A way to reverse cell aging has been found
Scientists at the Fritz Lipmann Institute have identified a previously unknown mechanism of mitochondrial aging: with age, levels of the lipid phosphatidylcholine drop in cells, and it is precisely this that leads to the degradation of "cellular power plants." The supply can be replenished through nutrition. The study was published in the journal Nature Communications (NatCom).
The models used were C. elegans worms, human tissue samples, and human cells. In all three systems, the scientists observed the same thing: phosphatidylcholine synthesis is gradually suppressed with aging. This lipid is the primary building material of the outer mitochondrial membranes: without it, membranes lose flexibility, mitochondria fragment, and energy distribution deteriorates.

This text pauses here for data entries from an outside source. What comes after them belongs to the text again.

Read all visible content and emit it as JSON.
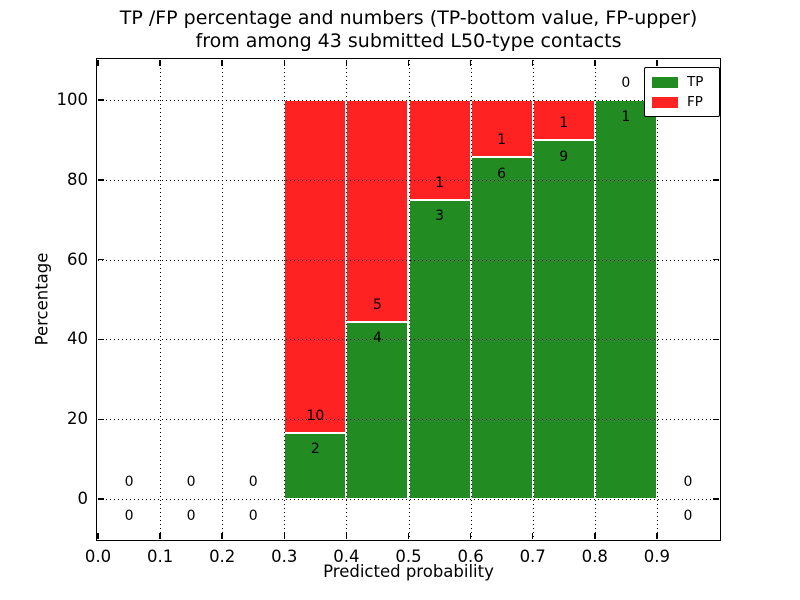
{
  "chart_data": {
    "type": "bar",
    "stacked": true,
    "title_lines": [
      "TP /FP percentage and numbers (TP-bottom value, FP-upper)",
      "from among 43 submitted L50-type contacts"
    ],
    "xlabel": "Predicted probability",
    "ylabel": "Percentage",
    "xlim": [
      0.0,
      1.0
    ],
    "ylim": [
      -10,
      110
    ],
    "xtick_labels": [
      "0.0",
      "0.1",
      "0.2",
      "0.3",
      "0.4",
      "0.5",
      "0.6",
      "0.7",
      "0.8",
      "0.9"
    ],
    "ytick_labels": [
      "0",
      "20",
      "40",
      "60",
      "80",
      "100"
    ],
    "grid": true,
    "grid_style": "dotted",
    "total_contacts": 43,
    "bins": [
      {
        "range": [
          0.0,
          0.1
        ],
        "tp": 0,
        "fp": 0
      },
      {
        "range": [
          0.1,
          0.2
        ],
        "tp": 0,
        "fp": 0
      },
      {
        "range": [
          0.2,
          0.3
        ],
        "tp": 0,
        "fp": 0
      },
      {
        "range": [
          0.3,
          0.4
        ],
        "tp": 2,
        "fp": 10
      },
      {
        "range": [
          0.4,
          0.5
        ],
        "tp": 4,
        "fp": 5
      },
      {
        "range": [
          0.5,
          0.6
        ],
        "tp": 3,
        "fp": 1
      },
      {
        "range": [
          0.6,
          0.7
        ],
        "tp": 6,
        "fp": 1
      },
      {
        "range": [
          0.7,
          0.8
        ],
        "tp": 9,
        "fp": 1
      },
      {
        "range": [
          0.8,
          0.9
        ],
        "tp": 1,
        "fp": 0
      },
      {
        "range": [
          0.9,
          1.0
        ],
        "tp": 0,
        "fp": 0
      }
    ],
    "colors": {
      "tp": "#228b22",
      "fp": "#ff2222",
      "axis": "#000000",
      "background": "#ffffff"
    },
    "legend": {
      "position": "upper-right",
      "entries": [
        {
          "label": "TP",
          "color": "#228b22"
        },
        {
          "label": "FP",
          "color": "#ff2222"
        }
      ]
    }
  }
}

"You can imagine the entire system as a branching electrical network that increasingly degrades with age: connections break, currents stall," biologist Maria Ermolaeva described the process figuratively.
When phosphatidylcholine or choline (its dietary precursor) was added to the worms' food, their mitochondria returned to a younger, more flexible state.

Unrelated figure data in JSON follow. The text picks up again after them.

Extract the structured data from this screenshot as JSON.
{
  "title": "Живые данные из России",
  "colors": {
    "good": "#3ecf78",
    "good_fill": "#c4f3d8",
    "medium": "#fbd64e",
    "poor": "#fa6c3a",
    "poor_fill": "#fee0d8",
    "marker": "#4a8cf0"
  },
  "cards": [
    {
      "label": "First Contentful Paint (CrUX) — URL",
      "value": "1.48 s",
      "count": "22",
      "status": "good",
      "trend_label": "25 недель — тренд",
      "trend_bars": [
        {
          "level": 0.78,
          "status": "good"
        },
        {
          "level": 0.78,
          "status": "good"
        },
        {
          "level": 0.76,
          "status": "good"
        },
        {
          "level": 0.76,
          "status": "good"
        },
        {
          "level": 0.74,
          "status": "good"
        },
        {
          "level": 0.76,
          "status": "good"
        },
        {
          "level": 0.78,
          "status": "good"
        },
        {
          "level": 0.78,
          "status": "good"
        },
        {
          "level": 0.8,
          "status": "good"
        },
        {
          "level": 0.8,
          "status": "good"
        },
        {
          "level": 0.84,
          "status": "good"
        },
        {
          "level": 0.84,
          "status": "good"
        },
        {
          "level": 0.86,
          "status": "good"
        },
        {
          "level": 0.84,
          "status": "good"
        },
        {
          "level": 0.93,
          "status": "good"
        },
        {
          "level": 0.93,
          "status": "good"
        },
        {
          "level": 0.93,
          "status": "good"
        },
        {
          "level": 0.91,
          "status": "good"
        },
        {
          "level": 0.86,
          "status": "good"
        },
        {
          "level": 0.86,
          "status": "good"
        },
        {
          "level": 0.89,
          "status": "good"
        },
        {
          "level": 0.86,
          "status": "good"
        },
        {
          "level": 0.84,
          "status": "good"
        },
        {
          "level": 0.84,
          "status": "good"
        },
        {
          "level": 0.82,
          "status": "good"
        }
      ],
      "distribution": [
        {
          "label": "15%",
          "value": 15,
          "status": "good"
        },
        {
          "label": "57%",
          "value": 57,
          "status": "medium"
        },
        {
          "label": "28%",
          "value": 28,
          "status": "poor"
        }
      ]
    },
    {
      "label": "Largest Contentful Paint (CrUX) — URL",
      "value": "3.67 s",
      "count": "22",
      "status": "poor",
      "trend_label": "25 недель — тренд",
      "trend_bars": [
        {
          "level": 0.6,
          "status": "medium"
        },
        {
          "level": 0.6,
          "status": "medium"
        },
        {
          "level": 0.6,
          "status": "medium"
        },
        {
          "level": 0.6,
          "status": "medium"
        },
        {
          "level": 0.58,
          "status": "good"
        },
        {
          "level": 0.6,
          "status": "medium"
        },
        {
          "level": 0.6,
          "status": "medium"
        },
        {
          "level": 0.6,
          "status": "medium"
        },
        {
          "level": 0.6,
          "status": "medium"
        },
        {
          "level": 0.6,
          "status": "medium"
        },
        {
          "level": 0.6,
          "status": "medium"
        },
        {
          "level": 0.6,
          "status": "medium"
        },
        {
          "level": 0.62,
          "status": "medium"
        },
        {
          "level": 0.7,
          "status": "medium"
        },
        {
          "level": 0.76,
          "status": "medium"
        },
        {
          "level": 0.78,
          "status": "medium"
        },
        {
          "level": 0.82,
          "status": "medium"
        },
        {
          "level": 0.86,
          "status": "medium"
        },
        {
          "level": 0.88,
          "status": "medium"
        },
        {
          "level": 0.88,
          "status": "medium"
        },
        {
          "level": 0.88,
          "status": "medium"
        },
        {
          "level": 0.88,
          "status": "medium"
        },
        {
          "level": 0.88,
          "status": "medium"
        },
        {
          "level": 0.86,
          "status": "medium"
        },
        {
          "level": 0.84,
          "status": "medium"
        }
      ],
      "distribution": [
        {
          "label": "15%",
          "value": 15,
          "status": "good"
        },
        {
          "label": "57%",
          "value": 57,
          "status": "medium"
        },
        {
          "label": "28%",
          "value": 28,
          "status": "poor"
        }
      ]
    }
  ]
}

"We ourselves were surprised by how strongly this molecule affects the structure, connectivity, and function of mitochondria," noted the study's first author, Tatiana Polezhaeva.

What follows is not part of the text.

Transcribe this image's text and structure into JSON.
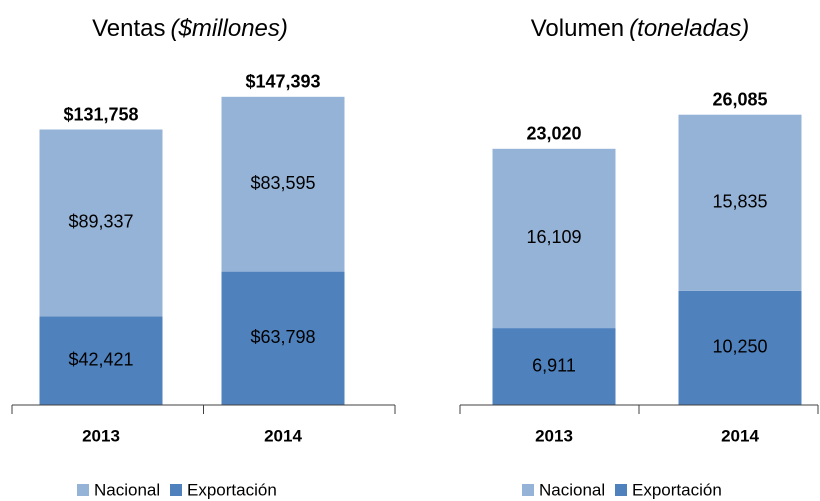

Analysis of human tissue samples revealed two important features. First, low phosphatidylcholine levels were more commonly found in people with diabetes and obesity, while high levels correlated with fast walking speed and good memory — markers of healthy aging. Second, in men the decline in lipid levels was gradual, whereas in women it accelerated sharply around the time of menopause — which may explain the sudden drop in energy that many women experience during this period.
The authors emphasized that phosphatidylcholine deficiency is only one factor in mitochondrial aging, but a significant one: correcting it through diet opens a realistic pathway to slowing cellular aging.